Mr. Schell's article has touched the tragic heart of the matter with more insight and eloquence than any other article I have read on what is happening to us. But there is more to understand about tragedy, and the "solution" to a tragic human condition, than even Mr. Schell has brought forward.

Tragedy is formally defined by Aristotle as, first, a "pattern in action and life." Not fiction, not something an artist dreamed up, but insight into the dynamic patterns in life and how individual human action affects what happens to the human collective.

But one cannot act to transform a real life "tragedy" if one does not also understand what, precisely, the tragic pattern in life is: "the human condition in which a former source of happiness suddenly dramatically reverses into the opposite" (Aristotle's formal definition of tragedy). By happiness Aristotle does not mean the ubiquitous yellow smiley faces of abject denial, but collective human well-being, what is formally called "eudaimonic" happiness.

Tragedy, then, is the pattern in life in which human actions in the pursuit of happiness (say, for example, capitalism) are caught in a dynamic, systemic pattern of continuously reversing into the opposite: the pursuit of happiness reverses into a prescription for misery, well-being reverses into toxicity and disease, and human flourishing is withering into certain extinction, because those in power are stuck on "former" eudaimonic ideals (a k a "ideology") that no longer hold true.

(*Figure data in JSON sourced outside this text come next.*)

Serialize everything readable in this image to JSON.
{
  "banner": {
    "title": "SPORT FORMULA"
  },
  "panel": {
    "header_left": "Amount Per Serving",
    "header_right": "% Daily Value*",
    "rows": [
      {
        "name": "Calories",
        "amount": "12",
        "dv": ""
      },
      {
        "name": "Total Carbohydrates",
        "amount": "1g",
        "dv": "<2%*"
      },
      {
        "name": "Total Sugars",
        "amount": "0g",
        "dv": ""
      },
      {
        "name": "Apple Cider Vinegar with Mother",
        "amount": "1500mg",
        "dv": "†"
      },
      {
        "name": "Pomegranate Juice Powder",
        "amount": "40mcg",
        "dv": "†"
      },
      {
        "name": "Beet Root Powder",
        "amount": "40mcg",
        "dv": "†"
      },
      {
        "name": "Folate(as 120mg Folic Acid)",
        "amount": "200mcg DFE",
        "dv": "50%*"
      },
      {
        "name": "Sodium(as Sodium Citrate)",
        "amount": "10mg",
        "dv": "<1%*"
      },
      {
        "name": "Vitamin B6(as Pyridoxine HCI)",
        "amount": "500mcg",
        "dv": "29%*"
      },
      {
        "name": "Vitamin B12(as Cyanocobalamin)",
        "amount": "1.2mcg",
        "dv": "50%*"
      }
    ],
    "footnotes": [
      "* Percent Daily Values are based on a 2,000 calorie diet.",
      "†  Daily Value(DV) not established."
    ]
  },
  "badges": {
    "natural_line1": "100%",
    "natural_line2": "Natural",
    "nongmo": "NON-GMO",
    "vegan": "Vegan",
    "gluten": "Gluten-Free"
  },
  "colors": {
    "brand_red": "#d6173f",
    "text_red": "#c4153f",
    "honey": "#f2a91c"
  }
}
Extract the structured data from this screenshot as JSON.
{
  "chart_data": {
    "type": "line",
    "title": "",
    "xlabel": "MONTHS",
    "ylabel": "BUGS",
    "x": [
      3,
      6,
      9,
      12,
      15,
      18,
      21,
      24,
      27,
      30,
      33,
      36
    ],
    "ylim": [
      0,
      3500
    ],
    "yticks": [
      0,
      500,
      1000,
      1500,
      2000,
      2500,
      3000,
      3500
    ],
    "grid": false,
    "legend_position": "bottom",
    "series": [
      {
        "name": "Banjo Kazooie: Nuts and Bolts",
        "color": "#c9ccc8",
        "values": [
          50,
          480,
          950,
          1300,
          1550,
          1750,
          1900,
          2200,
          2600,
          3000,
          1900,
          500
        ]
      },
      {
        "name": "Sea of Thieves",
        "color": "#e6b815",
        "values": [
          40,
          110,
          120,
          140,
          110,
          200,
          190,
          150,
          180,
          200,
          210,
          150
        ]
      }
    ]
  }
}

The tragic "flipping" pattern describes better than anything else what is happening to us. We are caught in a systemic pattern in which all the ways in which we have set up the pursuit of well-being are reversing. The former "happiness" of cheap energy reversing into the horror of global warming; the former "well-being" promised by capitalism reversing into a world choked with stuff--the list goes on.

What is the "solution" to the tragic eudaimonic flipping pattern? Comedy, of course.

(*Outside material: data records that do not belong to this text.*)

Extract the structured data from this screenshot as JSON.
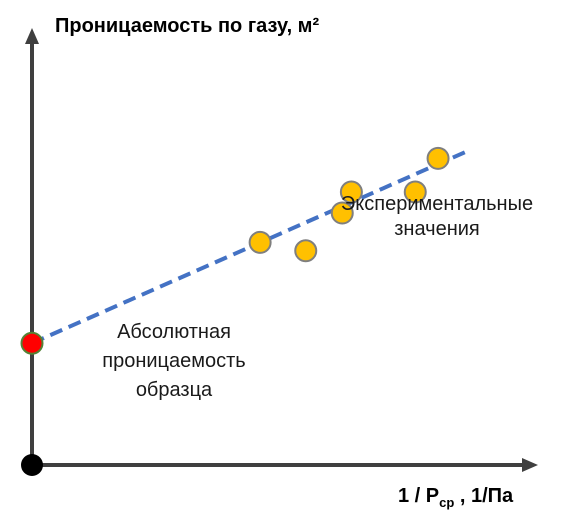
{
  "chart_data": {
    "type": "scatter",
    "title": "",
    "ylabel": "Проницаемость по газу, м²",
    "xlabel": "1 / Pср , 1/Па",
    "xlabel_parts": {
      "prefix": "1 / P",
      "subscript": "ср",
      "suffix": " , 1/Па"
    },
    "axes_ticks_shown": false,
    "grid": false,
    "legend": "none",
    "origin": {
      "x": 0,
      "y": 0,
      "color": "#000000"
    },
    "series": [
      {
        "kind": "points",
        "name": "Экспериментальные значения",
        "color": "#FFC000",
        "stroke_color": "#7F7F7F",
        "points": [
          {
            "x": 2.5,
            "y": 2.65
          },
          {
            "x": 3.0,
            "y": 2.55
          },
          {
            "x": 3.4,
            "y": 3.0
          },
          {
            "x": 3.5,
            "y": 3.25
          },
          {
            "x": 4.2,
            "y": 3.25
          },
          {
            "x": 4.45,
            "y": 3.65
          }
        ]
      },
      {
        "kind": "trendline",
        "name": "",
        "style": "dashed",
        "color": "#4472C4",
        "from": {
          "x": 0,
          "y": 1.45
        },
        "to": {
          "x": 4.8,
          "y": 3.75
        }
      },
      {
        "kind": "intercept",
        "name": "Абсолютная проницаемость образца",
        "color": "#FF0000",
        "stroke_color": "#548235",
        "point": {
          "x": 0,
          "y": 1.45
        }
      }
    ],
    "annotations": [
      {
        "key": "experimental",
        "lines": [
          "Экспериментальные",
          "значения"
        ]
      },
      {
        "key": "absolute",
        "lines": [
          "Абсолютная",
          "проницаемость",
          "образца"
        ]
      }
    ]
  }
}
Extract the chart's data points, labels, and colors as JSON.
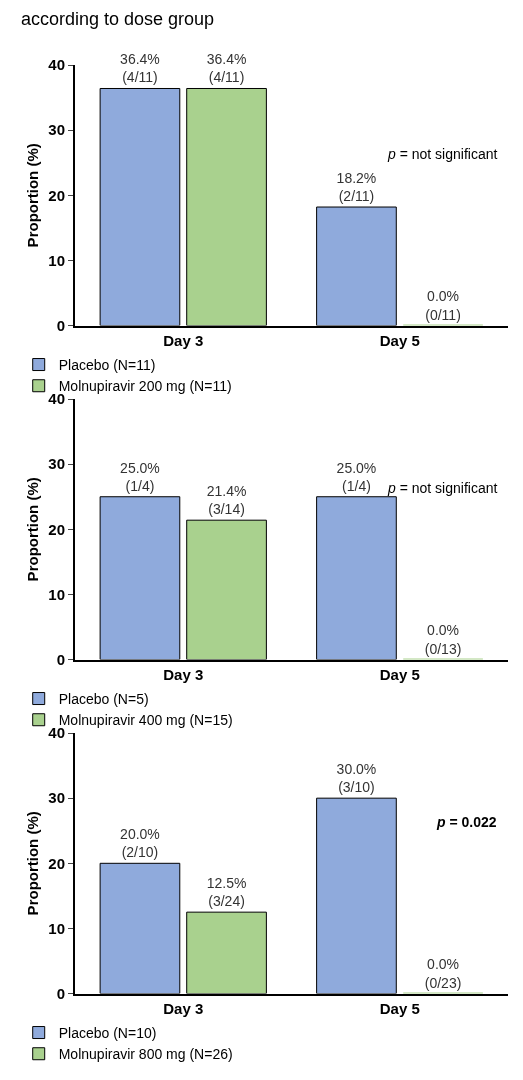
{
  "chart_data": [
    {
      "type": "bar",
      "title": "according to dose group",
      "ylabel": "Proportion (%)",
      "categories": [
        "Day 3",
        "Day 5"
      ],
      "ylim": [
        0,
        40
      ],
      "yticks": [
        0,
        10,
        20,
        30,
        40
      ],
      "legend": "bottom",
      "annotations": [
        "p = not significant"
      ],
      "series": [
        {
          "name": "Placebo (N=11)",
          "color": "#8faadc",
          "values": [
            36.4,
            18.2
          ],
          "value_labels": [
            "36.4%\n(4/11)",
            "18.2%\n(2/11)"
          ]
        },
        {
          "name": "Molnupiravir 200 mg (N=11)",
          "color": "#a9d18e",
          "values": [
            36.4,
            0.0
          ],
          "value_labels": [
            "36.4%\n(4/11)",
            "0.0%\n(0/11)"
          ]
        }
      ]
    },
    {
      "type": "bar",
      "ylabel": "Proportion (%)",
      "categories": [
        "Day 3",
        "Day 5"
      ],
      "ylim": [
        0,
        40
      ],
      "yticks": [
        0,
        10,
        20,
        30,
        40
      ],
      "legend": "bottom",
      "annotations": [
        "p = not significant"
      ],
      "series": [
        {
          "name": "Placebo (N=5)",
          "color": "#8faadc",
          "values": [
            25.0,
            25.0
          ],
          "value_labels": [
            "25.0%\n(1/4)",
            "25.0%\n(1/4)"
          ]
        },
        {
          "name": "Molnupiravir 400 mg (N=15)",
          "color": "#a9d18e",
          "values": [
            21.4,
            0.0
          ],
          "value_labels": [
            "21.4%\n(3/14)",
            "0.0%\n(0/13)"
          ]
        }
      ]
    },
    {
      "type": "bar",
      "ylabel": "Proportion (%)",
      "categories": [
        "Day 3",
        "Day 5"
      ],
      "ylim": [
        0,
        40
      ],
      "yticks": [
        0,
        10,
        20,
        30,
        40
      ],
      "legend": "bottom",
      "annotations": [
        "p = 0.022"
      ],
      "series": [
        {
          "name": "Placebo (N=10)",
          "color": "#8faadc",
          "values": [
            20.0,
            30.0
          ],
          "value_labels": [
            "20.0%\n(2/10)",
            "30.0%\n(3/10)"
          ]
        },
        {
          "name": "Molnupiravir 800 mg (N=26)",
          "color": "#a9d18e",
          "values": [
            12.5,
            0.0
          ],
          "value_labels": [
            "12.5%\n(3/24)",
            "0.0%\n(0/23)"
          ]
        }
      ]
    }
  ]
}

Comedy is universal; every single human culture--East, West, South and North, indigene and Internet--has some form of comedy (sacred and secular). In the Western dramatic tradition, comedy in ancient Greece begins in spring fertility rites celebrating the return of life after the barren season of winter. In comedy, an ordinary person "acts like spring" to renew a deadly human condition.

Our way through our tragic global human condition is to set into motion a (hopefully) "velvet" eudaimonic revolution in which the ordinary person, "the people," of this nation and of the global civic society, are empowered to make the many (many!) "reversals" throughout our political, economic and global systems to restore the human prospect on Earth in time. In the words of the Shaker Hymn, whose melody inspired John Williams's Inaugural offering, "by turning, turning, we come round right." Ordinary people, turning and turning our economic, political, social systems around till we "come round right" and break free of the tragic flipping pattern and get human well-being back on track: that is the pattern in life that ancient, archetypal Greek comedy represents. Or, as economist David Korten calls it, "the great turning" from toxic empire-building to a salutary earth community, with (perhaps, we hope) our newly elected community organizer reshaping his leadership role as US president into global, earth community organizing. Signs are that he is doing precisely that by insisting that the way through the greed of Wall Street is to make Main Street, Green Street.

What we need is nothing less than a global eudaimonic revolution in which we suddenly and dramatically reverse the mutually assured destruction of planet and people with new systems of mutually assured vitality of persons and places.

I believe this revolution is also part of the "reality" that Mr. Schell calls upon us to face, a global eudaimonic revolution that can, I hope and pray, change reality's face from fragedy to the universally desired human comedy in which ll live, happily ever after.